One of the UK banks do something like this, can't remember which one. I think it would be a great innovative feature on internet banking - if they even made the data easy to download it would be a help.

I previously used one called homebank but was very time consuming as most of the transactions were manually entered - just as handy to use a spreadsheet.

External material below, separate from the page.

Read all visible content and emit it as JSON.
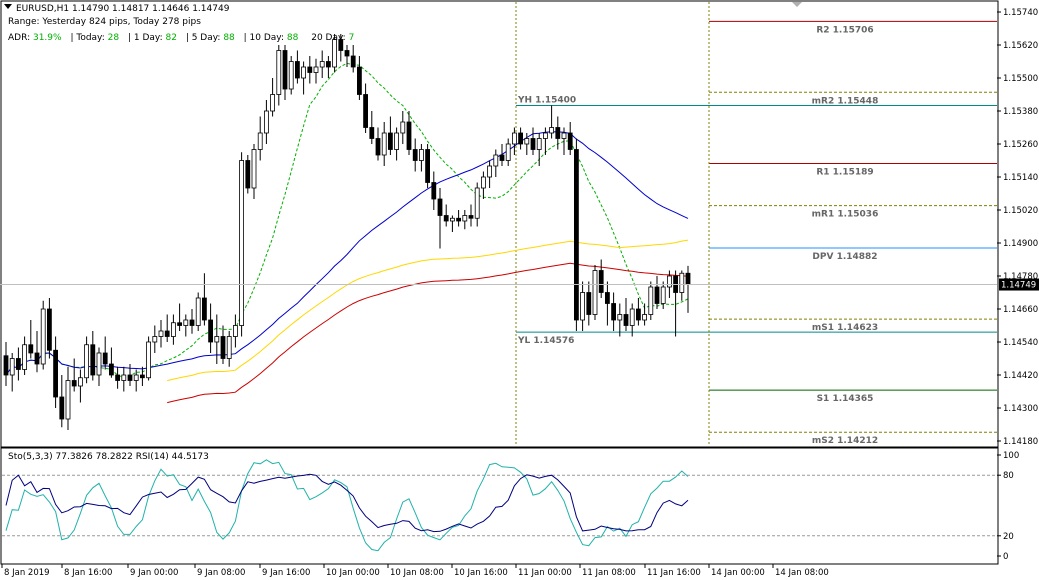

I'm surprised Google haven't done this yet, although would you want Google to know what you spent your money on.


----------



## mmclo (23 Aug 2011)

Isn't there work needed from the retailer side? surely most current software means the cardholder categorising stuff etc. I'm thinking like what the Supermarkets can do with bar codes but straight to your own spreadsheet, most merchants would have to offer it to make it worthwhile


----------



## losttheplot (23 Aug 2011)

You could have it setup to recognise certain transactions by keywords like "Tesco" in a credit card transaction would be categorised as shopping. If you tend to use the same filling stations and pay by card, you could set these to be recognised as "Fuel".


----------



## zag (5 Jan 2012)

I'm using gnucash at the moment for tracking my expenditure.  It can be a little over the top at first, but after a month or two of playing around with it I think it's pretty good.

I started off with some basic accounts (credit card, current account, salary, groceries, petrol, insurance, entertainment, sundry and a few others) and have added in a few more as time has progressed.  Withdrawals from the ATM just get charged to a sort of sundry account.  If I know that I spent (say) €50 cash on dinner then it will get charged to "eating out" and not just get lost in the general cash expenditure.  However, if I spend €2 on a newspaper it just shows up as general cash expenditure.

I now have a few months worth of transactions entered in and a reasonable idea of how much I spend on groceries, petrol, etc . . . per month.

When we went away on holidays, I charged everything that we spend directly on the holiday against a seperate holiday account so I know that going away for that week cost us (say) €1,500.  Before, this would have been lost in a mix of ATM withdrawals, hotel charges, train fares, etc . . .

Now, when I go into my credit card account and enter (say) Maxol, it automatically knows that this is going to be charged to expenses:motor, and when I enter in Tesco it knows it will get charged to expenses:groceries.  This speeds up entering in the details.

z

p.s. I forgot to add - this sort of categorisation would be easy enough for the banks to do and would add to the user experience.  I think AMEX used to do something like this a long time ago on their statements - at least for airfares which they would list out separately.


----------